Cada vez que una sociedad encuentra (o es convencida de haber encontrado) una manifestación de conducta disfuncional a ciertos difusos objetivos comunitarios (llámeselo bien común, paz social, orden público, derechos individuales o colectivos, o de cualquier otra forma), se echa mano a la penalización de esas conductas. Esa espiral de criminalización primaria, torpe huída hacia adelante de una humanidad que no encuentra salida a sus propios laberintos, lleva a crear peligrosas herramientas para que los sectores dominantes pongan en marcha procesos de criminalización secundaria funcionales a sus intereses. Más temprano que tarde, la situación se torna incontrolable.
Tenemos así que, por respeto al principio de legalidad (que impide castigar una conducta que no haya sido previamente descripta con claridad y conminada con una pena), el legislador prefiere cortar por lo sano y crear delitos más abarcativos de lo realmente necesario, para evitar que una conducta especialmente disvaliosa pueda quedar impune. Y a lo sumo, se confía en la prudencia de los hombres a los que se les entrega esa arma: policías, fiscales y jueces.
Así, se produce el conocido fenómeno de inflación legislativa, mediante el cual el legislador transfiere a la policía y al Ministerio Público un número creciente de facultades contra el ciudadano (colocando a estas agencias, según convenga, entre el más crudo autoritarismo y las acusaciones de “tibieza” o connivencia frente al inacabable campo del delito), y a los jueces la responsabilidad de evitar la degeneración de la república en tiranía, haciéndoles pagar el costo político que desde la óptica autoritaria involucra preservar los derechos del individuo frente a la imposición de la mayoría, del hombre relativizado frente al Estado absoluto. Así como la búsqueda de la verdad en el proceso[3], el principio de legalidad degeneró, de instrumento de liberación, en herramienta de opresión.

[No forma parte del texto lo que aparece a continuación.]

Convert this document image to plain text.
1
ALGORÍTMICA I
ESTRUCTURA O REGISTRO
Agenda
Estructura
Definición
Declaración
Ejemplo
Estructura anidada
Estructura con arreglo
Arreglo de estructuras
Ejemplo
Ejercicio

Vigencia real del principio dispositivo
Como sea, debemos indagar en procura de estrategias de contención del poder represivo, que funcionen en contextos penales inflacionarios. Debe asumirse como punto de partida el carácter imprescindible de algún sistema de selección de los episodios a incluir en el sistema penal como caso de aplicación de castigo: no es posible –y si lo fuera, no lo quisiéramos porque implicaría una vigilancia por lo menos orwelliana y un volumen total de violencia decididamente inadmisible– un Estado que persiga y castigue todas y cada una de las ocasiones en que algún individuo desarrolla una conducta descripta en una norma penal. Mucho menos, cuando el fenómeno antes analizado crea un inacabable catálogo punitivo, capaz de poner en el lado externo de la adecuación legal no sólo conductas autorreferentes sino también situaciones, patologías y hasta cualidades personales.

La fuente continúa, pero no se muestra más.